Earlier that year Cumberland's baseball team had crushed Georgia Tech 22-0, with the Georgia coach, John Heisman, suspecting Cumberland had fielded a number of "ringers" – professional players brought in to strengthen the squad.
Heisman also coached Georgia Tech's football team and saw an opportunity for revenge when Cumberland, no longer having a football team, tried to cancel the October 7th fixture. Heisman insisted the game be played, threatening to enforce the terms of a previously made scheduling agreement which would require Cumberland to pay Georgia Tech $3,000 (equivalent to $65,000 today) if its players failed to turn up.
Heisman even wrote to Cumberland offering to pay it $500 and cover the costs of its team's trip to Atlanta to play the game. Faced with little choice, Cumberland accepted his offer and hastily put together a football team, most of whom were the fraternity buddies of its reluctant student coach George Allen, and had little experience of the game.
On the day of the game, played at Grant Field, Atlanta, it was obvious from the outset that Cumberland were massively outclassed. Play after play was fumbled by Cumberland, with Georgia Tech seizing every opportunity handed to them on a plate. The Atlanta Journal later reported: "As a general rule the only thing necessary for a touchdown was to give a Tech back the ball and holler 'Here he comes' and 'There he goes'."
The practice of "running up the score" – striving to score more points long after the game's outcome was beyond any doubt – was considered poor form in most sports, including football, but that didn't stop Heisman. He reportedly told his players at half-time: "You're doing all right, team, we're ahead. But you just can't tell what those Cumberland players have up their sleeves. They may spring a surprise. Be alert, men! Hit 'em clean, but hit 'em hard!"
As well as gaining revenge by humiliating Cumberland, Heisman might have had another motive. He had previously objected to the way sportswriters at that time ranked teams based on how many points they scored, regardless of the quality of their opponents.

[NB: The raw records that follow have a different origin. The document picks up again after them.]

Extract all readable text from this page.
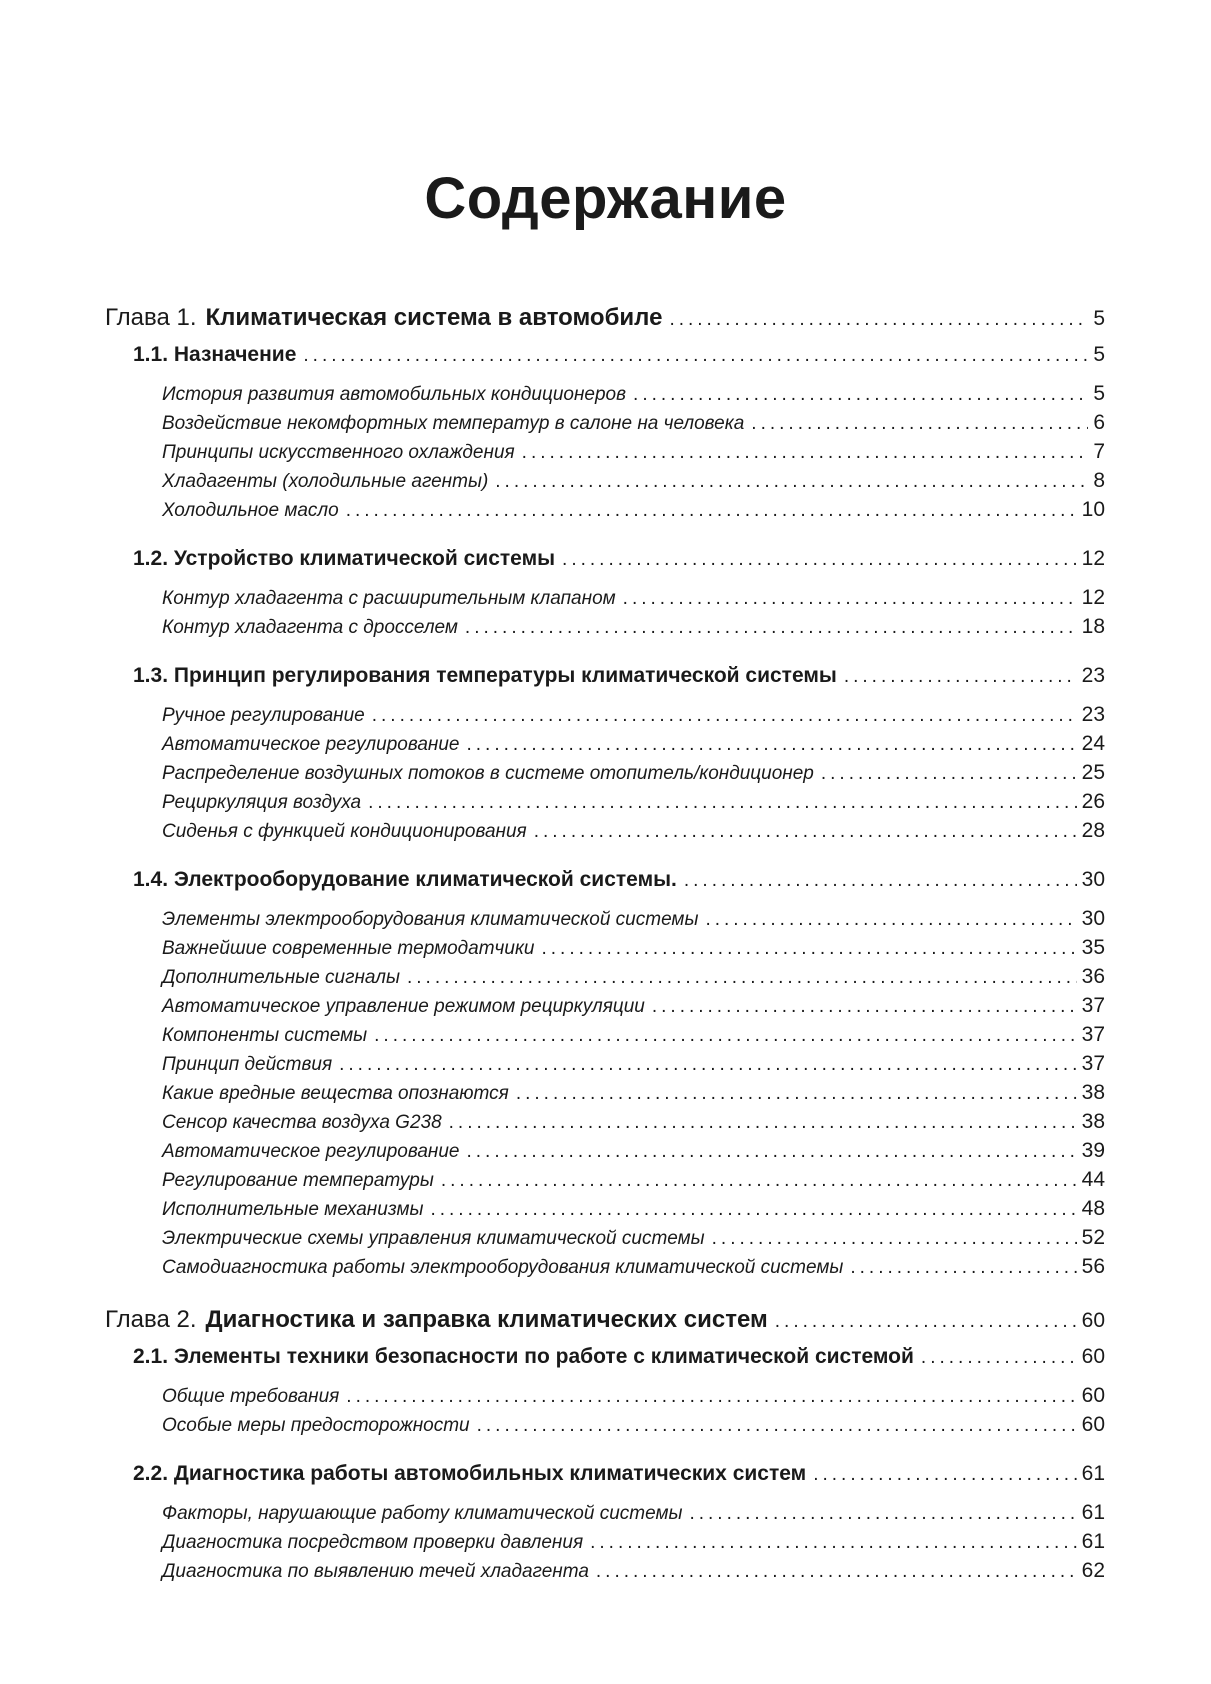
Содержание
Глава 1. Климатическая система в автомобиле .....	5
1.1. Назначение .....	5
История развития автомобильных кондиционеров .....	5
Воздействие некомфортных температур в салоне на человека .....	6
Принципы искусственного охлаждения .....	7
Хладагенты (холодильные агенты) .....	8
Холодильное масло .....	10
1.2. Устройство климатической системы .....	12
Контур хладагента с расширительным клапаном .....	12
Контур хладагента с дросселем .....	18
1.3. Принцип регулирования температуры климатической системы .....	23
Ручное регулирование .....	23
Автоматическое регулирование .....	24
Распределение воздушных потоков в системе отопитель/кондиционер .....	25
Рециркуляция воздуха .....	26
Сиденья с функцией кондиционирования .....	28
1.4. Электрооборудование климатической системы. .....	30
Элементы электрооборудования климатической системы .....	30
Важнейшие современные термодатчики .....	35
Дополнительные сигналы .....	36
Автоматическое управление режимом рециркуляции .....	37
Компоненты системы .....	37
Принцип действия .....	37
Какие вредные вещества опознаются .....	38
Сенсор качества воздуха G238 .....	38
Автоматическое регулирование .....	39
Регулирование температуры .....	44
Исполнительные механизмы .....	48
Электрические схемы управления климатической системы .....	52
Самодиагностика работы электрооборудования климатической системы .....	56
Глава 2. Диагностика и заправка климатических систем .....	60
2.1. Элементы техники безопасности по работе с климатической системой .....	60
Общие требования .....	60
Особые меры предосторожности .....	60
2.2. Диагностика работы автомобильных климатических систем .....	61
Факторы, нарушающие работу климатической системы .....	61
Диагностика посредством проверки давления .....	61
Диагностика по выявлению течей хладагента .....	62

Some claimed he had deliberately "run up the score" against Cumberland just to make a point.
In any case, Cumberland were roundly trounced while Georgia Tech continued to enjoy one of their most successful periods under Coach Heisman.
In 2014 former Georgia Tech student Ryan Schneider paid $40,388 in a charity auction for the ball (pictured) from the historic 1916 football game, which had the score written on it as a memento. He bought it to donate to his old college, where it will no doubt see a few glasses raised in its honour today!